概念¶
ACL(Access Control List)と CoPP(Control Plane Policing)と Mirror(パケットコピー)は、SONiC 内部では密接に関係していますが、それぞれが解いている問題は別 です。最初にこの 3 つを分けて理解しておかないと、ACL_TABLE / COPP_TRAP / MIRROR_SESSION の使い分けで迷うことになります。
この 3 機能は何を解決するか¶
| 機能 | 解いている問題 |
|---|---|
| ACL | data plane に流れるパケットを classify して、許可 / 拒否 / リダイレクト / カウント / ミラー / DSCP 書き換え などの action を当てる |
| CoPP | ASIC から CPU へ punt される control plane traffic(BGP / LLDP / ARP / DHCP 等)を policer で守る |
| Mirror | 観測したいトラフィックを 指定先(local port / GRE encap / ERSPAN)へコピー する |
つまり ACL は「data plane の流量制御 + 分類」、CoPP は「CPU 行きトラフィックの DDoS 防御」、Mirror は「観測 / トラブルシュート用のコピー」が主目的です。3 つは独立した機能ですが、SAI 上では policer / counter / ACL entry など部品を共有します。
SONiC の中での位置¶
| 軸 | 担当 |
|---|---|
| Management plane | config acl, acl-loader, CoPP の copp_cfg.j2, MIRROR_SESSION CONFIG_DB |
| Control plane | aclmgrd, AclOrch, CoppOrch, MirrorOrch |
| Data plane | SAI ACL table / entry, SAI policer, SAI mirror session, hostif trap |
ACL / CoPP / Mirror はいずれも ASIC の限られたリソース(TCAM、policer、mirror engine)を取り合う ため、運用上は容量 / 優先度の設計が中心になります。
最初に押さえる用語¶
| 用語 | 意味 |
|---|---|
ACL_TABLE |
ACL の適用段、bind 先、type(L3 / L3V6 / MIRROR / CTRLPLANE / DROP / EGR_SET_DSCP 等)を決める |
ACL_RULE |
priority、match field、action を持つ個別ルール |
| Stage | ingress / egress。bind 先(PORT / LAG / VLAN / SWITCH)と組み合わさる |
| Table type | L3 / MIRROR / CTRLPLANE などの分類。利用可能な match / action / bind point が決まる |
COPP_TRAP / COPP_GROUP |
CPU に punt する trap 種別と policer の組 |
| Hostif trap | SAI 上の "CPU 行きにする" 設定。BGP / ARP / LLDP / DHCP / IP2ME など |
MIRROR_SESSION |
mirror 先(dst IP / GRE type / queue 等)の定義 |
| ERSPAN | encapsulated RSPAN。GRE で remote 先へ mirror パケットを送る方式 |
| acl-loader | JSON 形式の ACL 定義を CONFIG_DB に流し込むツール |
Table Type が決めること¶
L3、L3V6、L3V4V6 は通常の IP ACL、MIRROR / MIRRORV6 は mirror 用、CTRLPLANE は CoPP 系、DROP は drop 用の最適化、EGR_SET_DSCP は egress DSCP 書換のように、type は単なるラベルではありません。type ごとに利用できる match field、action、bind point、stage が変わります。

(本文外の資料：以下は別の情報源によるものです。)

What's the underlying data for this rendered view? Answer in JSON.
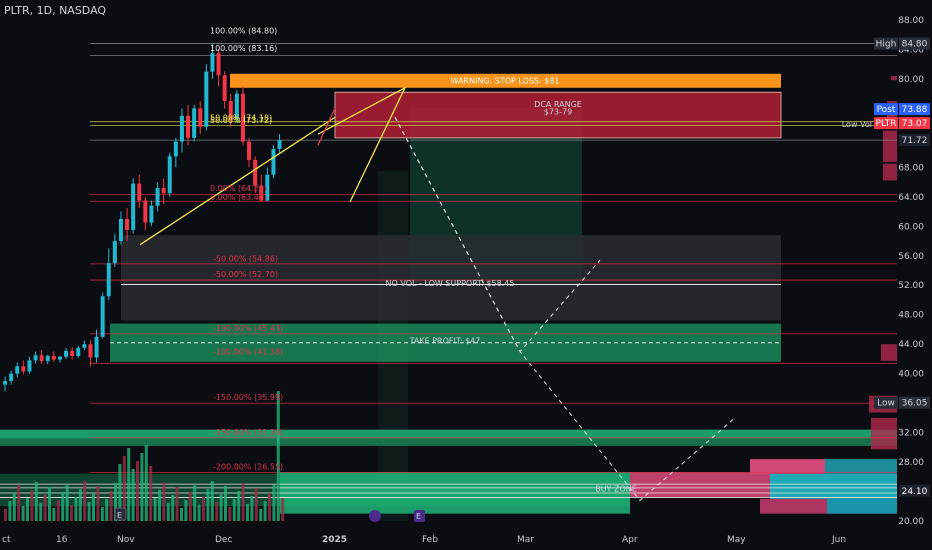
{
  "header": {
    "symbol_line": "PLTR, 1D, NASDAQ"
  },
  "chart_data": {
    "type": "candlestick",
    "ylim": [
      20,
      88
    ],
    "y_ticks": [
      "88.00",
      "84.00",
      "80.00",
      "76.00",
      "72.00",
      "68.00",
      "64.00",
      "60.00",
      "56.00",
      "52.00",
      "48.00",
      "44.00",
      "40.00",
      "36.00",
      "32.00",
      "28.00",
      "24.00",
      "20.00"
    ],
    "x_ticks": [
      "ct",
      "16",
      "Nov",
      "Dec",
      "2025",
      "Feb",
      "Mar",
      "Apr",
      "May",
      "Jun"
    ],
    "candles": [
      {
        "d": 1,
        "o": 38.5,
        "h": 39.6,
        "c": 39.0,
        "l": 37.6
      },
      {
        "d": 3,
        "o": 39.0,
        "h": 40.4,
        "c": 40.0,
        "l": 38.5
      },
      {
        "d": 5,
        "o": 40.0,
        "h": 41.5,
        "c": 41.0,
        "l": 39.5
      },
      {
        "d": 7,
        "o": 41.0,
        "h": 41.8,
        "c": 40.3,
        "l": 39.9
      },
      {
        "d": 9,
        "o": 40.3,
        "h": 42.3,
        "c": 41.8,
        "l": 40.0
      },
      {
        "d": 11,
        "o": 41.8,
        "h": 43.0,
        "c": 42.5,
        "l": 41.4
      },
      {
        "d": 13,
        "o": 42.5,
        "h": 43.2,
        "c": 41.7,
        "l": 41.3
      },
      {
        "d": 15,
        "o": 41.7,
        "h": 42.6,
        "c": 42.4,
        "l": 41.3
      },
      {
        "d": 17,
        "o": 42.4,
        "h": 43.0,
        "c": 41.9,
        "l": 41.6
      },
      {
        "d": 19,
        "o": 41.9,
        "h": 42.4,
        "c": 42.3,
        "l": 41.5
      },
      {
        "d": 21,
        "o": 42.3,
        "h": 43.5,
        "c": 43.1,
        "l": 42.0
      },
      {
        "d": 23,
        "o": 43.1,
        "h": 43.6,
        "c": 42.4,
        "l": 41.9
      },
      {
        "d": 25,
        "o": 42.4,
        "h": 43.8,
        "c": 43.5,
        "l": 42.1
      },
      {
        "d": 27,
        "o": 43.5,
        "h": 44.5,
        "c": 44.0,
        "l": 43.2
      },
      {
        "d": 29,
        "o": 44.0,
        "h": 44.6,
        "c": 42.2,
        "l": 41.0
      },
      {
        "d": 31,
        "o": 42.2,
        "h": 46.0,
        "c": 45.0,
        "l": 41.5
      },
      {
        "d": 33,
        "o": 45.0,
        "h": 51.0,
        "c": 50.5,
        "l": 44.8
      },
      {
        "d": 35,
        "o": 50.5,
        "h": 57.0,
        "c": 55.0,
        "l": 50.0
      },
      {
        "d": 37,
        "o": 55.0,
        "h": 59.0,
        "c": 58.0,
        "l": 54.5
      },
      {
        "d": 39,
        "o": 58.0,
        "h": 62.0,
        "c": 61.0,
        "l": 57.5
      },
      {
        "d": 41,
        "o": 61.0,
        "h": 62.5,
        "c": 59.5,
        "l": 58.0
      },
      {
        "d": 43,
        "o": 59.5,
        "h": 66.5,
        "c": 65.8,
        "l": 59.0
      },
      {
        "d": 45,
        "o": 65.8,
        "h": 67.0,
        "c": 63.5,
        "l": 62.5
      },
      {
        "d": 47,
        "o": 63.5,
        "h": 64.0,
        "c": 60.5,
        "l": 59.5
      },
      {
        "d": 49,
        "o": 60.5,
        "h": 63.5,
        "c": 62.8,
        "l": 60.0
      },
      {
        "d": 51,
        "o": 62.8,
        "h": 66.0,
        "c": 65.2,
        "l": 62.0
      },
      {
        "d": 53,
        "o": 65.2,
        "h": 66.5,
        "c": 64.5,
        "l": 63.0
      },
      {
        "d": 55,
        "o": 64.5,
        "h": 70.0,
        "c": 69.5,
        "l": 64.0
      },
      {
        "d": 57,
        "o": 69.5,
        "h": 72.0,
        "c": 71.5,
        "l": 68.0
      },
      {
        "d": 59,
        "o": 71.5,
        "h": 76.0,
        "c": 75.0,
        "l": 70.0
      },
      {
        "d": 61,
        "o": 75.0,
        "h": 76.5,
        "c": 72.0,
        "l": 71.0
      },
      {
        "d": 63,
        "o": 72.0,
        "h": 76.5,
        "c": 76.0,
        "l": 71.5
      },
      {
        "d": 65,
        "o": 76.0,
        "h": 77.0,
        "c": 73.5,
        "l": 72.5
      },
      {
        "d": 67,
        "o": 73.5,
        "h": 82.0,
        "c": 81.0,
        "l": 73.0
      },
      {
        "d": 69,
        "o": 81.0,
        "h": 84.8,
        "c": 83.5,
        "l": 80.0
      },
      {
        "d": 71,
        "o": 83.5,
        "h": 84.0,
        "c": 80.5,
        "l": 79.0
      },
      {
        "d": 73,
        "o": 80.5,
        "h": 81.0,
        "c": 77.0,
        "l": 76.0
      },
      {
        "d": 75,
        "o": 77.0,
        "h": 78.0,
        "c": 74.5,
        "l": 73.5
      },
      {
        "d": 77,
        "o": 74.5,
        "h": 78.5,
        "c": 78.0,
        "l": 74.0
      },
      {
        "d": 79,
        "o": 78.0,
        "h": 79.0,
        "c": 71.5,
        "l": 71.0
      },
      {
        "d": 81,
        "o": 71.5,
        "h": 72.0,
        "c": 69.0,
        "l": 68.0
      },
      {
        "d": 83,
        "o": 69.0,
        "h": 69.5,
        "c": 65.5,
        "l": 64.5
      },
      {
        "d": 85,
        "o": 65.5,
        "h": 67.0,
        "c": 63.5,
        "l": 63.3
      },
      {
        "d": 87,
        "o": 63.5,
        "h": 68.0,
        "c": 67.0,
        "l": 63.4
      },
      {
        "d": 89,
        "o": 67.0,
        "h": 71.0,
        "c": 70.5,
        "l": 66.5
      },
      {
        "d": 91,
        "o": 70.5,
        "h": 72.5,
        "c": 71.7,
        "l": 70.0
      }
    ],
    "fib_labels": [
      {
        "text": "100.00% (84.80)",
        "y": 86.6,
        "c": "#e6e6e6"
      },
      {
        "text": "100.00% (83.16)",
        "y": 84.2,
        "c": "#e6e6e6"
      },
      {
        "text": "50.00% (74.18)",
        "y": 74.8,
        "c": "#f5e74a"
      },
      {
        "text": "50.00% (73.72)",
        "y": 74.4,
        "c": "#f5e74a"
      },
      {
        "text": "0.00% (64.29)",
        "y": 65.2,
        "c": "#e0314f"
      },
      {
        "text": "0.00% (63.40)",
        "y": 64.0,
        "c": "#e0314f"
      },
      {
        "text": "-50.00% (54.86)",
        "y": 55.6,
        "c": "#e0314f"
      },
      {
        "text": "-50.00% (52.70)",
        "y": 53.5,
        "c": "#e0314f"
      },
      {
        "text": "-100.00% (45.43)",
        "y": 46.2,
        "c": "#e0314f"
      },
      {
        "text": "-100.00% (41.38)",
        "y": 43.0,
        "c": "#e0314f"
      },
      {
        "text": "-150.00% (35.99)",
        "y": 36.8,
        "c": "#e0314f"
      },
      {
        "text": "-150.00% (31.30)",
        "y": 32.1,
        "c": "#e0314f"
      },
      {
        "text": "-200.00% (26.55)",
        "y": 27.4,
        "c": "#e0314f"
      }
    ],
    "annotations": {
      "stop_loss": "WARNING: STOP LOSS: $81",
      "dca_title": "DCA RANGE",
      "dca_range": "$73-79",
      "no_vol": "NO VOL - LOW SUPPORT: $58.45",
      "take_profit": "TAKE PROFIT: $47",
      "buy_zone": "BUY ZONE"
    },
    "price_tags": {
      "high_label": "High",
      "high_value": "84.80",
      "post_label": "Post",
      "post_value": "73.88",
      "symbol_label": "PLTR",
      "last_value": "73.07",
      "low_vol_label": "Low Vol",
      "low_vol_value": "71.72",
      "low_label": "Low",
      "low_value": "36.05",
      "cursor_value": "24.10"
    },
    "colors": {
      "up": "#22b8cf",
      "down": "#f23645",
      "fib_red": "#e0314f",
      "zone_green": "#26a269",
      "orange": "#f7931a"
    }
  }
}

同じ ACL_RULE でも、PACKET_ACTION=DROP を使うのか、MIRROR_INGRESS_ACTION を使うのか、POLICER を参照するのかは table type と stage の組み合わせに依存します。設定を読むときは、個々の rule からではなく、先に所属 table を確認します。
典型的な使用シーン¶
シーン 1: 入口 ACL で DDoS をドロップ + ミラーで観測¶
flowchart LR
Pkt[受信パケット] --> Cls{ACL_TABLE<br/>type=L3<br/>stage=ingress}
Cls -->|match: 攻撃 src| Drop[PACKET_ACTION=DROP<br/>+ counter]
Cls -->|match: 観測対象| Mir[MIRROR_INGRESS_ACTION]

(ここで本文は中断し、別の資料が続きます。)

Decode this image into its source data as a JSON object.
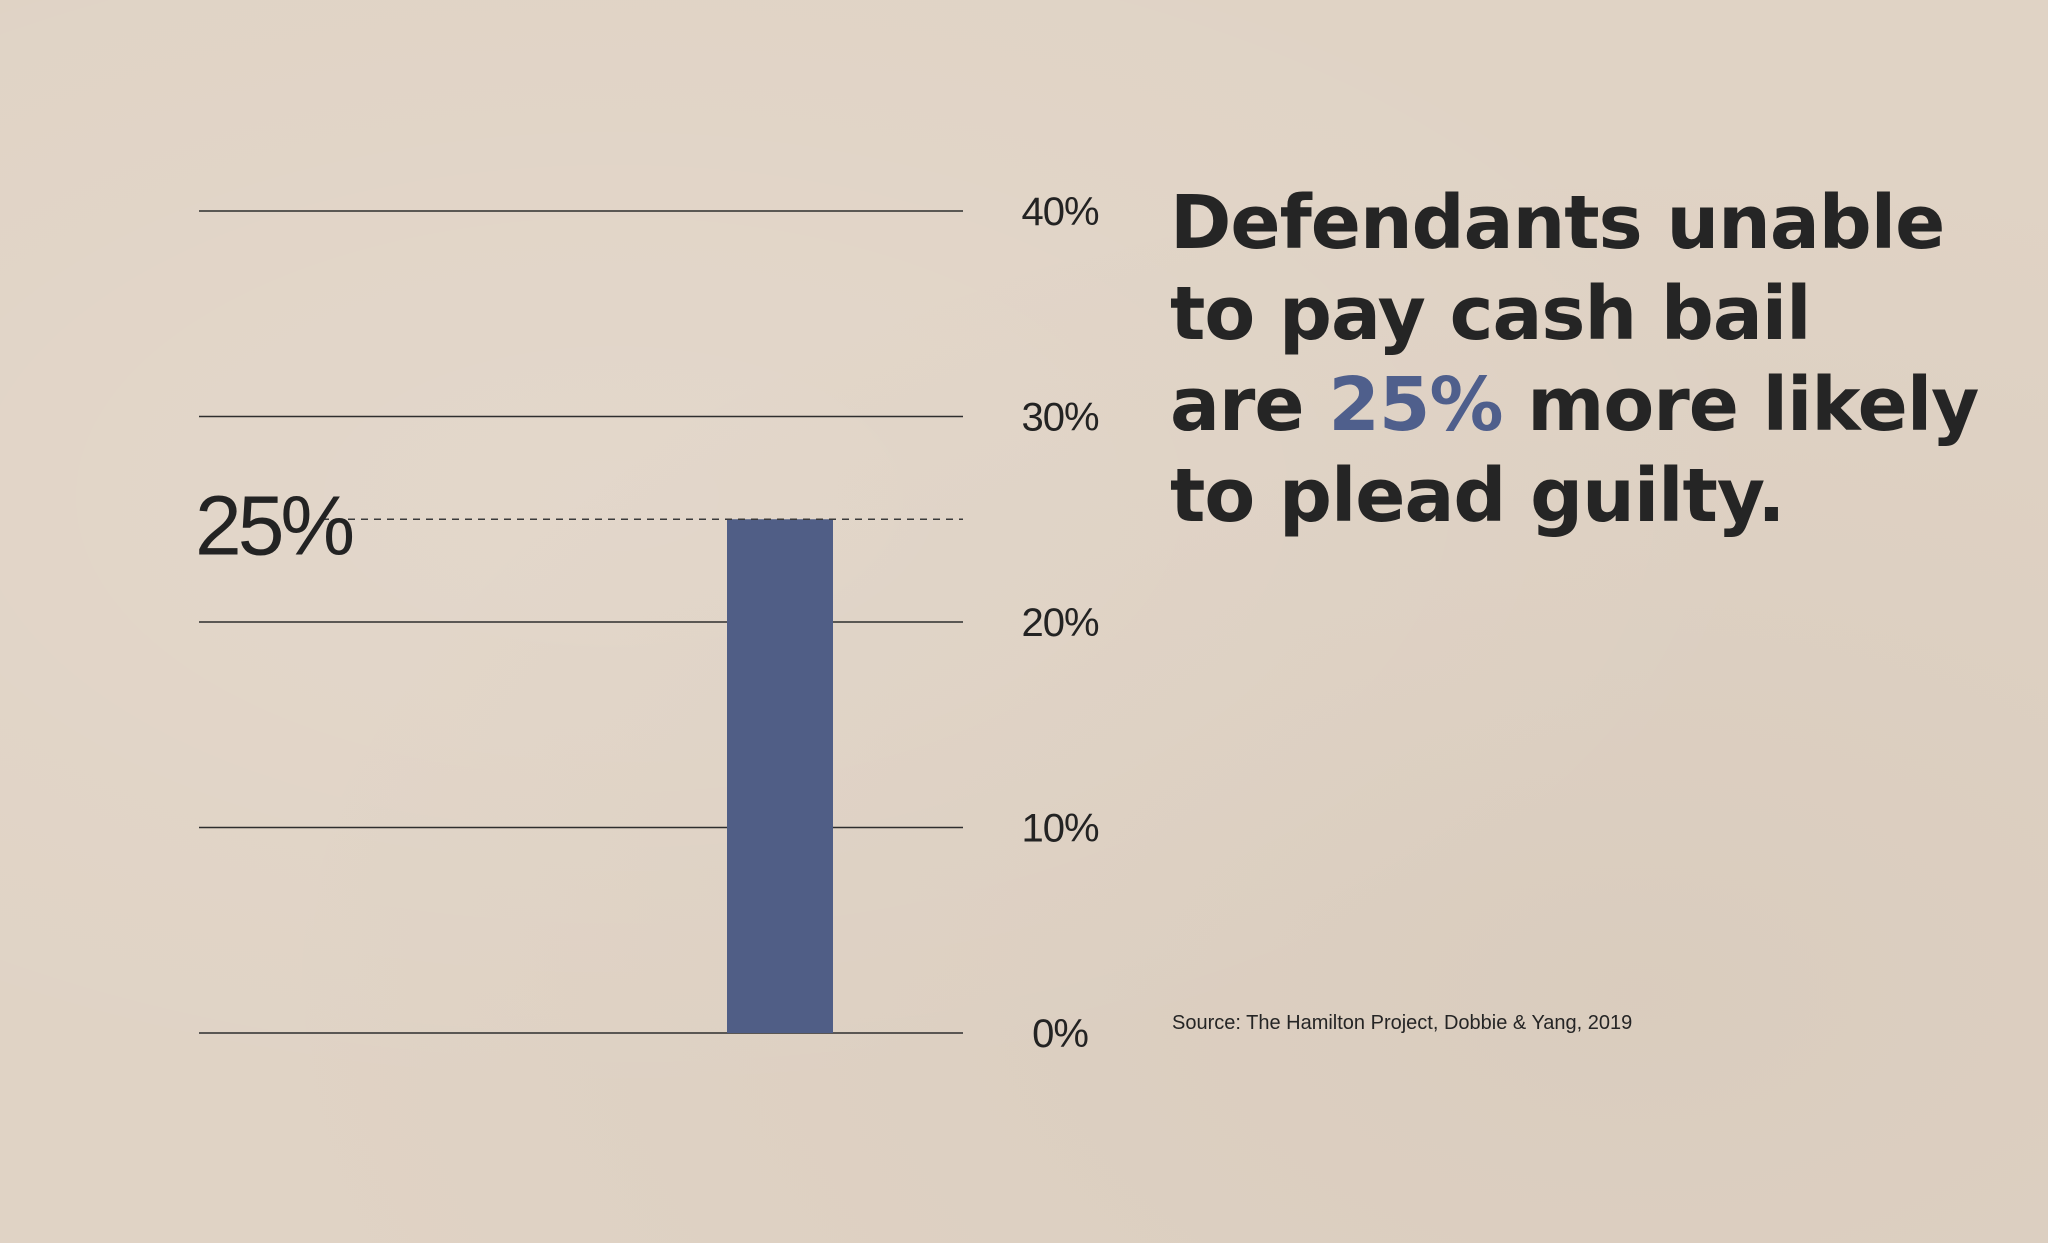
{
  "chart_data": {
    "type": "bar",
    "categories": [
      ""
    ],
    "values": [
      25
    ],
    "ylim": [
      0,
      40
    ],
    "yticks": [
      0,
      10,
      20,
      30,
      40
    ],
    "ytick_labels": [
      "0%",
      "10%",
      "20%",
      "30%",
      "40%"
    ],
    "grid": true,
    "callout": {
      "value": 25,
      "label": "25%"
    },
    "bar_color": "#505e86",
    "grid_color": "#2e2e2e"
  },
  "headline": {
    "line1": "Defendants unable",
    "line2": "to pay cash bail",
    "line3_pre": "are ",
    "line3_accent": "25%",
    "line3_post": " more likely",
    "line4": "to plead guilty."
  },
  "source": "Source: The Hamilton Project, Dobbie & Yang, 2019",
  "colors": {
    "accent": "#4f5f8c",
    "background": "#e0d3c5",
    "text": "#252525"
  }
}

Mir --> Sess[MIRROR_SESSION<br/>ERSPAN to collector]
Cls -->|miss| Fwd[通常 forward]シーン 2: BGP / LLDP が CPU で詰まらないようにする CoPP¶
flowchart LR
ASIC[ASIC ingress] -->|hostif trap: BGP| Tg[COPP_TRAP: bgp]
ASIC -->|hostif trap: LLDP| Tg2[COPP_TRAP: lldp]
Tg --> Gr[COPP_GROUP: control<br/>policer 5kpps]
Tg2 --> Gr
Gr --> CPU[CPU queue]COPP_TRAP で「どの trap を CPU に上げるか」、COPP_GROUP で「どの policer / CPU queue に乗せるか」を決めます。policer を緩めすぎると CPU 飽和、厳しすぎると BGP keepalive がドロップして session が落ちます。
ACL / CoPP / Mirror の境界¶
ACL は主に data plane を分類します。CoPP は ASIC から CPU へ punt される BGP、LLDP、ARP、DHCP などの hostif trap を守るための control plane policing です。Mirror はトラフィックを観測先にコピーする機能で、ACL rule の action として使われる場合と、port mirroring の MIRROR_SESSION として管理される場合があります。
flowchart LR
P[packet] --> C{classification}
C -->|data plane match| A[ACL rule]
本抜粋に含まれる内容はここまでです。